Wearing earrings with bells on would be really annoying, but this is a lovely film.

VALERIE AND HER WEEK OF WONDERS. The pan-and-scanned Redemption Video DVD is pretty bad, with a ratty, fizzy-facky print, but the film still rewards viewing. In fact, the crackle, splotch and jolt have kind of bonded with my thoughts about the film itself, so that if I were ever to see a restored and pristine VALERIE I might not recognise the old girl.
Some book or other on the Czech New Wave compared the storytelling to Rivette’s fantastical films: you can tell there are RULES to the magic in these films, but you DON’ T KNOW WHAT THEY ARE. Which makes things a bit scary.


Some of this stuff reminds me of schizoid patricidal Victorian painter Richard Dadd’s work.

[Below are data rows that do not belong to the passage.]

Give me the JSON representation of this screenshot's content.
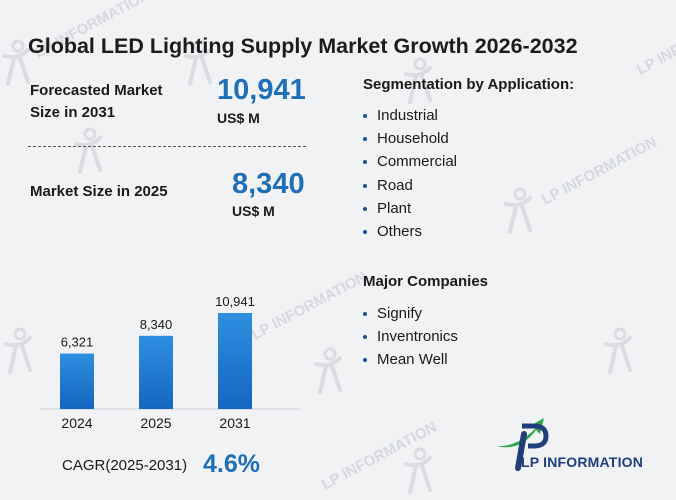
{
  "title": "Global LED Lighting Supply Market Growth 2026-2032",
  "forecast": {
    "label_line1": "Forecasted Market",
    "label_line2": "Size in 2031",
    "value": "10,941",
    "unit": "US$ M"
  },
  "current": {
    "label": "Market Size in 2025",
    "value": "8,340",
    "unit": "US$ M"
  },
  "cagr": {
    "label": "CAGR(2025-2031)",
    "value": "4.6%"
  },
  "segmentation": {
    "title": "Segmentation by Application:",
    "items": [
      "Industrial",
      "Household",
      "Commercial",
      "Road",
      "Plant",
      "Others"
    ]
  },
  "companies": {
    "title": "Major Companies",
    "items": [
      "Signify",
      "Inventronics",
      "Mean Well"
    ]
  },
  "logo": {
    "text": "LP INFORMATION",
    "watermark": "LP INFORMATION"
  },
  "colors": {
    "accent": "#1f6fb6",
    "bar_top": "#2f8fe0",
    "bar_bottom": "#1466c0",
    "logo_green": "#2aa845",
    "logo_blue": "#1e3f7a"
  },
  "chart_data": {
    "type": "bar",
    "categories": [
      "2024",
      "2025",
      "2031"
    ],
    "values": [
      6321,
      8340,
      10941
    ],
    "data_labels": [
      "6,321",
      "8,340",
      "10,941"
    ],
    "title": "",
    "xlabel": "",
    "ylabel": "",
    "ylim": [
      0,
      10941
    ],
    "grid": false,
    "legend": "none"
  }
}
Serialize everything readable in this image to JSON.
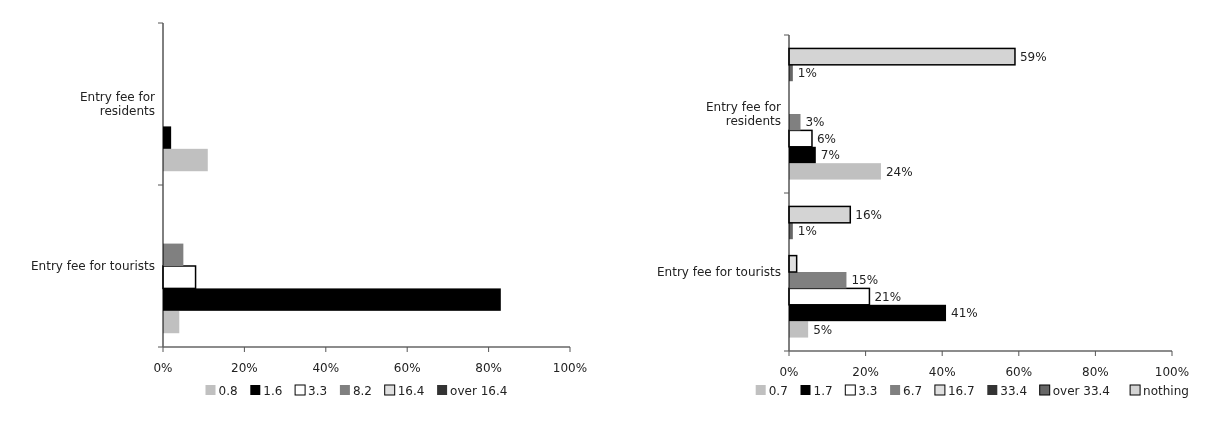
{
  "chart_data": [
    {
      "type": "bar",
      "orientation": "horizontal",
      "categories": [
        "Entry fee for residents",
        "Entry fee for tourists"
      ],
      "xlim": [
        0,
        100
      ],
      "xticks": [
        {
          "value": 0,
          "label": "0%"
        },
        {
          "value": 20,
          "label": "20%"
        },
        {
          "value": 40,
          "label": "40%"
        },
        {
          "value": 60,
          "label": "60%"
        },
        {
          "value": 80,
          "label": "80%"
        },
        {
          "value": 100,
          "label": "100%"
        }
      ],
      "legend": "bottom",
      "grid": false,
      "series": [
        {
          "name": "0.8",
          "color": "#c0c0c0",
          "values": [
            11,
            4
          ]
        },
        {
          "name": "1.6",
          "color": "#000000",
          "values": [
            2,
            83
          ]
        },
        {
          "name": "3.3",
          "color": "#ffffff",
          "values": [
            0,
            8
          ]
        },
        {
          "name": "8.2",
          "color": "#808080",
          "values": [
            0,
            5
          ]
        },
        {
          "name": "16.4",
          "color": "#e0e0e0",
          "values": [
            0,
            0
          ]
        },
        {
          "name": "over 16.4",
          "color": "#333333",
          "values": [
            0,
            0
          ]
        }
      ]
    },
    {
      "type": "bar",
      "orientation": "horizontal",
      "categories": [
        "Entry fee for residents",
        "Entry fee for tourists"
      ],
      "xlim": [
        0,
        100
      ],
      "xticks": [
        {
          "value": 0,
          "label": "0%"
        },
        {
          "value": 20,
          "label": "20%"
        },
        {
          "value": 40,
          "label": "40%"
        },
        {
          "value": 60,
          "label": "60%"
        },
        {
          "value": 80,
          "label": "80%"
        },
        {
          "value": 100,
          "label": "100%"
        }
      ],
      "legend": "bottom",
      "grid": false,
      "series": [
        {
          "name": "0.7",
          "color": "#c0c0c0",
          "values": [
            24,
            5
          ],
          "value_labels": [
            "24%",
            "5%"
          ]
        },
        {
          "name": "1.7",
          "color": "#000000",
          "values": [
            7,
            41
          ],
          "value_labels": [
            "7%",
            "41%"
          ]
        },
        {
          "name": "3.3",
          "color": "#ffffff",
          "values": [
            6,
            21
          ],
          "value_labels": [
            "6%",
            "21%"
          ]
        },
        {
          "name": "6.7",
          "color": "#808080",
          "values": [
            3,
            15
          ],
          "value_labels": [
            "3%",
            "15%"
          ]
        },
        {
          "name": "16.7",
          "color": "#e0e0e0",
          "values": [
            0,
            2
          ],
          "value_labels": [
            null,
            null
          ]
        },
        {
          "name": "33.4",
          "color": "#333333",
          "values": [
            0,
            0
          ],
          "value_labels": [
            null,
            null
          ]
        },
        {
          "name": "over 33.4",
          "color": "#666666",
          "values": [
            1,
            1
          ],
          "value_labels": [
            "1%",
            "1%"
          ]
        },
        {
          "name": "nothing",
          "color": "#d4d4d4",
          "values": [
            59,
            16
          ],
          "value_labels": [
            "59%",
            "16%"
          ]
        }
      ]
    }
  ]
}
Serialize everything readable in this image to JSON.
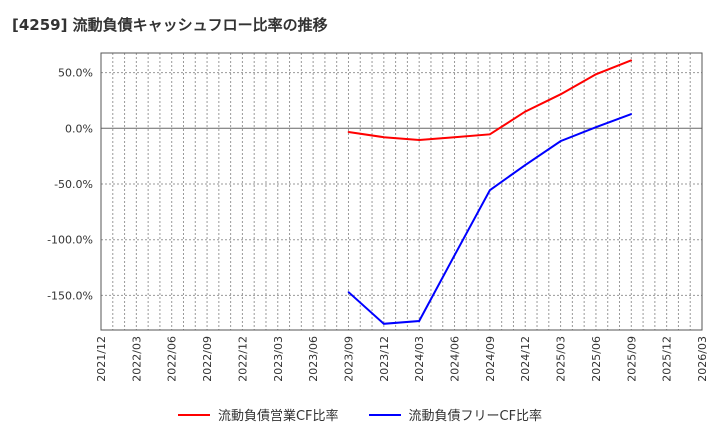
{
  "chart_data": {
    "type": "line",
    "title": "[4259]  流動負債キャッシュフロー比率の推移",
    "xlabel": "",
    "ylabel": "",
    "x_ticks": [
      "2021/12",
      "2022/03",
      "2022/06",
      "2022/09",
      "2022/12",
      "2023/03",
      "2023/06",
      "2023/09",
      "2023/12",
      "2024/03",
      "2024/06",
      "2024/09",
      "2024/12",
      "2025/03",
      "2025/06",
      "2025/09",
      "2025/12",
      "2026/03"
    ],
    "y_ticks": [
      50,
      0,
      -50,
      -100,
      -150
    ],
    "y_tick_labels": [
      "50.0%",
      "0.0%",
      "-50.0%",
      "-100.0%",
      "-150.0%"
    ],
    "ylim": [
      -182,
      68
    ],
    "grid": true,
    "legend_position": "bottom",
    "x": [
      "2023/09",
      "2023/12",
      "2024/03",
      "2024/06",
      "2024/09",
      "2024/12",
      "2025/03",
      "2025/06",
      "2025/09"
    ],
    "series": [
      {
        "name": "流動負債営業CF比率",
        "color": "#ff0000",
        "values": [
          -3.3,
          -8.0,
          -10.5,
          -8.0,
          -5.4,
          15.0,
          30.5,
          48.5,
          61.0
        ]
      },
      {
        "name": "流動負債フリーCF比率",
        "color": "#0000ff",
        "values": [
          -147,
          -175.5,
          -173,
          -114,
          -55.5,
          -33,
          -11.5,
          1,
          12.8
        ]
      }
    ]
  }
}
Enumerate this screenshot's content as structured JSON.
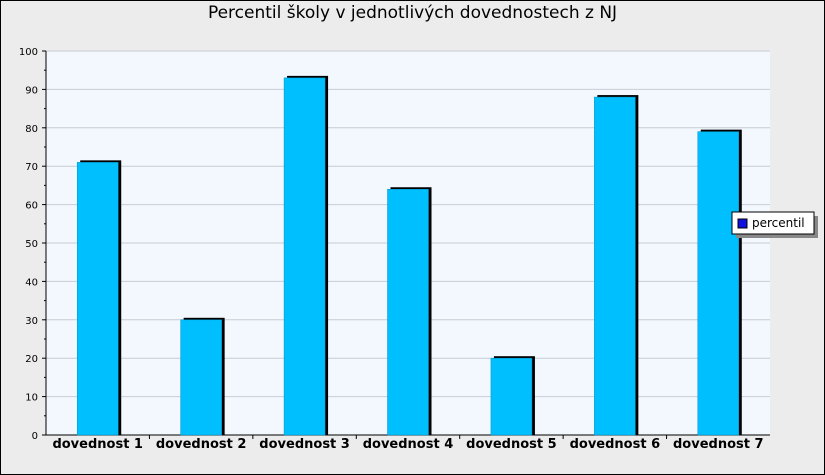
{
  "chart_data": {
    "type": "bar",
    "title": "Percentil školy v jednotlivých dovednostech z NJ",
    "xlabel": "",
    "ylabel": "",
    "categories": [
      "dovednost 1",
      "dovednost 2",
      "dovednost 3",
      "dovednost 4",
      "dovednost 5",
      "dovednost 6",
      "dovednost 7"
    ],
    "series": [
      {
        "name": "percentil",
        "values": [
          71,
          30,
          93,
          64,
          20,
          88,
          79
        ]
      }
    ],
    "ylim": [
      0,
      100
    ],
    "yticks": [
      0,
      10,
      20,
      30,
      40,
      50,
      60,
      70,
      80,
      90,
      100
    ],
    "grid": true,
    "legend": "right",
    "colors": {
      "bar": "#00bfff",
      "bar_shadow": "#000000",
      "plot_bg": "#f2f8fe",
      "grid": "#c8ccd4",
      "legend_marker": "#1010e0"
    }
  }
}
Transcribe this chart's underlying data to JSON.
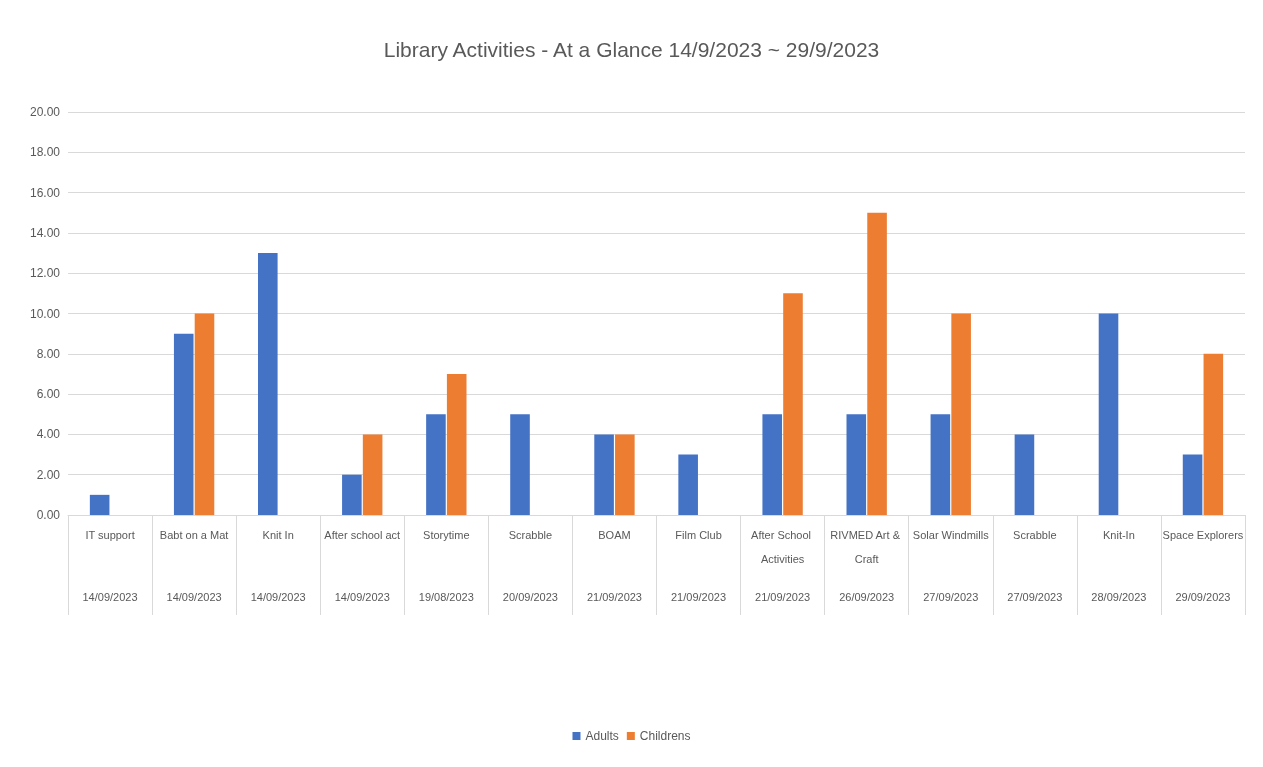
{
  "chart_data": {
    "type": "bar",
    "title": "Library Activities - At a Glance 14/9/2023 ~ 29/9/2023",
    "categories": [
      "IT support",
      "Babt on a Mat",
      "Knit In",
      "After school act",
      "Storytime",
      "Scrabble",
      "BOAM",
      "Film Club",
      "After School Activities",
      "RIVMED Art & Craft",
      "Solar Windmills",
      "Scrabble",
      "Knit-In",
      "Space Explorers"
    ],
    "annotations": [
      "14/09/2023",
      "14/09/2023",
      "14/09/2023",
      "14/09/2023",
      "19/08/2023",
      "20/09/2023",
      "21/09/2023",
      "21/09/2023",
      "21/09/2023",
      "26/09/2023",
      "27/09/2023",
      "27/09/2023",
      "28/09/2023",
      "29/09/2023"
    ],
    "series": [
      {
        "name": "Adults",
        "color": "#4472c4",
        "values": [
          1,
          9,
          13,
          2,
          5,
          5,
          4,
          3,
          5,
          5,
          5,
          4,
          10,
          3
        ]
      },
      {
        "name": "Childrens",
        "color": "#ed7d31",
        "values": [
          null,
          10,
          null,
          4,
          7,
          null,
          4,
          null,
          11,
          15,
          10,
          null,
          null,
          8
        ]
      }
    ],
    "ylim": [
      0,
      20
    ],
    "yticks": [
      {
        "value": 0,
        "label": "0.00"
      },
      {
        "value": 2,
        "label": "2.00"
      },
      {
        "value": 4,
        "label": "4.00"
      },
      {
        "value": 6,
        "label": "6.00"
      },
      {
        "value": 8,
        "label": "8.00"
      },
      {
        "value": 10,
        "label": "10.00"
      },
      {
        "value": 12,
        "label": "12.00"
      },
      {
        "value": 14,
        "label": "14.00"
      },
      {
        "value": 16,
        "label": "16.00"
      },
      {
        "value": 18,
        "label": "18.00"
      },
      {
        "value": 20,
        "label": "20.00"
      }
    ],
    "grid": "y",
    "legend": "bottom"
  }
}
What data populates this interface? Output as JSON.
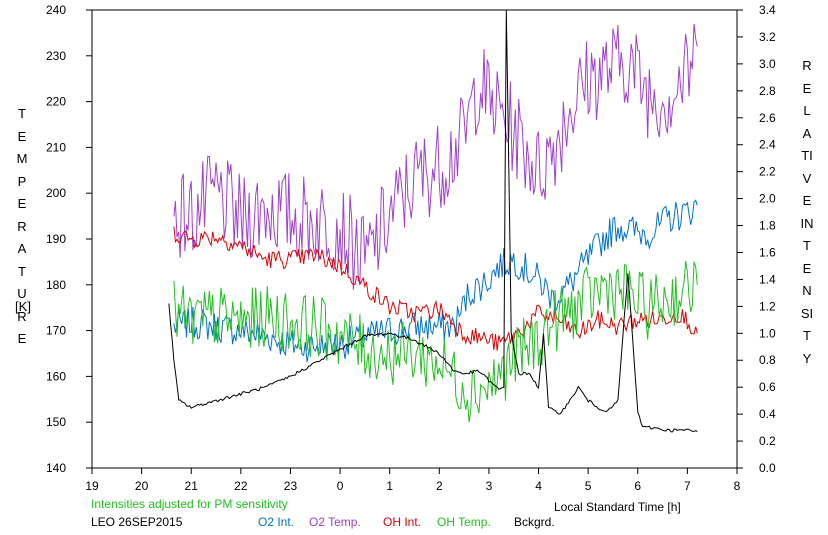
{
  "chart_data": {
    "type": "line",
    "y_left_label": "TEMPERATURE",
    "y_left_unit": "[K]",
    "y_right_label": "RELATIVE INTENSITY",
    "xlabel": "Local Standard Time [h]",
    "x_ticks": [
      "19",
      "20",
      "21",
      "22",
      "23",
      "0",
      "1",
      "2",
      "3",
      "4",
      "5",
      "6",
      "7",
      "8"
    ],
    "x_range": [
      19,
      32
    ],
    "y_left_range": [
      140,
      240
    ],
    "y_left_ticks": [
      140,
      150,
      160,
      170,
      180,
      190,
      200,
      210,
      220,
      230,
      240
    ],
    "y_right_range": [
      0.0,
      3.4
    ],
    "y_right_ticks": [
      "0.0",
      "0.2",
      "0.4",
      "0.6",
      "0.8",
      "1.0",
      "1.2",
      "1.4",
      "1.6",
      "1.8",
      "2.0",
      "2.2",
      "2.4",
      "2.6",
      "2.8",
      "3.0",
      "3.2",
      "3.4"
    ],
    "note": "Intensities adjusted for PM sensitivity",
    "station": "LEO 26SEP2015",
    "grid": false,
    "series": [
      {
        "name": "O2 Int.",
        "axis": "right",
        "color": "#0070d0",
        "x": [
          20.65,
          21.0,
          21.5,
          22.0,
          22.5,
          23.0,
          23.5,
          24.0,
          24.5,
          25.0,
          25.5,
          26.0,
          26.3,
          26.6,
          27.0,
          27.2,
          27.5,
          28.0,
          28.3,
          28.6,
          29.0,
          29.3,
          29.6,
          30.0,
          30.3,
          30.6,
          31.0,
          31.2
        ],
        "y": [
          1.05,
          1.08,
          1.05,
          1.02,
          0.98,
          0.92,
          0.9,
          0.92,
          0.97,
          1.02,
          1.05,
          1.05,
          1.05,
          1.3,
          1.4,
          1.5,
          1.55,
          1.4,
          1.25,
          1.35,
          1.55,
          1.7,
          1.8,
          1.75,
          1.75,
          1.85,
          1.9,
          1.95
        ]
      },
      {
        "name": "O2 Temp.",
        "axis": "left",
        "color": "#a040d0",
        "x": [
          20.65,
          21.0,
          21.5,
          22.0,
          22.5,
          23.0,
          23.5,
          24.0,
          24.5,
          25.0,
          25.5,
          26.0,
          26.5,
          26.8,
          27.0,
          27.2,
          27.6,
          28.0,
          28.3,
          28.6,
          29.0,
          29.4,
          29.8,
          30.2,
          30.6,
          31.0,
          31.2
        ],
        "y": [
          196,
          195,
          200,
          194,
          197,
          195,
          194,
          193,
          185,
          195,
          203,
          206,
          212,
          225,
          220,
          218,
          212,
          205,
          210,
          218,
          225,
          227,
          229,
          222,
          221,
          226,
          232
        ]
      },
      {
        "name": "OH Int.",
        "axis": "right",
        "color": "#e00000",
        "x": [
          20.65,
          21.0,
          21.5,
          22.0,
          22.5,
          23.0,
          23.5,
          24.0,
          24.5,
          25.0,
          25.5,
          26.0,
          26.5,
          27.0,
          27.2,
          27.6,
          28.0,
          28.4,
          28.8,
          29.2,
          29.6,
          30.0,
          30.4,
          30.8,
          31.0,
          31.2
        ],
        "y": [
          1.75,
          1.7,
          1.72,
          1.65,
          1.55,
          1.55,
          1.58,
          1.5,
          1.35,
          1.2,
          1.15,
          1.18,
          1.0,
          0.95,
          0.92,
          1.0,
          1.15,
          1.1,
          1.0,
          1.1,
          1.05,
          1.1,
          1.1,
          1.15,
          1.1,
          1.0
        ]
      },
      {
        "name": "OH Temp.",
        "axis": "left",
        "color": "#20c020",
        "x": [
          20.65,
          21.0,
          21.5,
          22.0,
          22.5,
          23.0,
          23.5,
          24.0,
          24.5,
          25.0,
          25.5,
          26.0,
          26.3,
          26.6,
          27.0,
          27.2,
          27.6,
          28.0,
          28.3,
          28.6,
          29.0,
          29.4,
          29.8,
          30.2,
          30.6,
          31.0,
          31.2
        ],
        "y": [
          174,
          172,
          173,
          172,
          173,
          172,
          171,
          169,
          166,
          165,
          165,
          163,
          160,
          157,
          158,
          160,
          165,
          168,
          172,
          174,
          177,
          180,
          178,
          175,
          177,
          179,
          180
        ]
      },
      {
        "name": "Bckgrd.",
        "axis": "right",
        "color": "#000000",
        "x": [
          20.55,
          20.65,
          20.75,
          21.0,
          21.5,
          22.0,
          22.5,
          23.0,
          23.5,
          24.0,
          24.5,
          25.0,
          25.5,
          26.0,
          26.3,
          26.5,
          26.8,
          27.0,
          27.2,
          27.3,
          27.35,
          27.45,
          27.6,
          27.8,
          28.0,
          28.1,
          28.2,
          28.4,
          28.6,
          28.8,
          29.0,
          29.2,
          29.4,
          29.6,
          29.8,
          30.0,
          30.1,
          30.3,
          30.6,
          31.0,
          31.2
        ],
        "y": [
          1.22,
          0.8,
          0.5,
          0.45,
          0.5,
          0.55,
          0.6,
          0.68,
          0.78,
          0.88,
          0.98,
          1.0,
          0.95,
          0.85,
          0.72,
          0.7,
          0.72,
          0.65,
          0.58,
          0.6,
          3.5,
          1.0,
          0.7,
          0.7,
          0.6,
          1.0,
          0.45,
          0.4,
          0.48,
          0.6,
          0.5,
          0.45,
          0.42,
          0.5,
          1.45,
          0.42,
          0.3,
          0.3,
          0.28,
          0.28,
          0.27
        ]
      }
    ]
  }
}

The long lens flattens perspective to create a similar effect to Dadd’s strangely compressed planes of hot faerie action.





Ran this stuff (all from ONE SCENE) past ace cinematographer Scott Ward, and we agreed that “People In Trees is THE WAY FORWARD.”


Shadowplay’s chief curmudgeon-in-residence Comrade K was less taken with the movie, as this quick email reaction suggests:
‘boy, i watched abt 20 mins of that VALERIE, and the only way i made it that far was by pretending it was SCTV’s parody of an eastern bloc film’
I suggested he was too sour to see its magic (he had just suggested the same of my failure to be enchanted by the title UNION DEPOT) and he continued:
‘man, if that’s magic for you keep me the hell away from magic! i gave it 10 shots of pigeons splashing in fountains before i bailed. likewise the nasty guy looked kind of cool the first time he removed his mask, but it lost some of its kick the 500th. the “sexual awakening” stuff was laid on w/ a hammer (oy that drop of menstrual blood on a dewy flower! and jesus, you want to know a description that, in general, will indicate, to me, a movie i won’t care for? “a magical fantasy of a young girl’s sexual awakening.” or sub out a young GUY’s or ANYONE’s). man, i just thot it was awful. let’s just say “not my sort of thing”‘
Such is the beauty and variety of human perception! We all see things differently, which allows us to have wars and stuff.
January 16, 2008 at 11:57 pm
magic is only really any good if you don’t know the rules of it. if you explain it in any more detail than the stuff in the wicker man is explained then you have FAILED AT DOING MAGIC
January 17, 2008 at 12:31 am
You can have an explanation that’s poetic rather than literal: I love Cocteau’s “explanation” of why Death uses mirrors as doorways in and out of the Land of the Dead in ORPHEE: “Mirrors are the doorways through which Deathe enters the world. If you stare into a mirror long enough, you will see Death at work.”
January 17, 2008 at 1:35 am
yeah, i was a bit hasty and shortsighted there – i think my real beef was that you often don’t get a proper sense of otherness; dream logic is a great way of explaining magic. it sounds like cocteau was talking about the aging process
January 17, 2008 at 9:34 am
Yes. It needs to be a non-explanation explanation. Cocteau’s films are full of great dream imagery and poetic connections. Rivette explains like a couple of rules per film but the rules are so arbitrary they add to the mystery. But having them allows him to wrap the story up semo-neatly, which is useful with stories as baffling as some of his.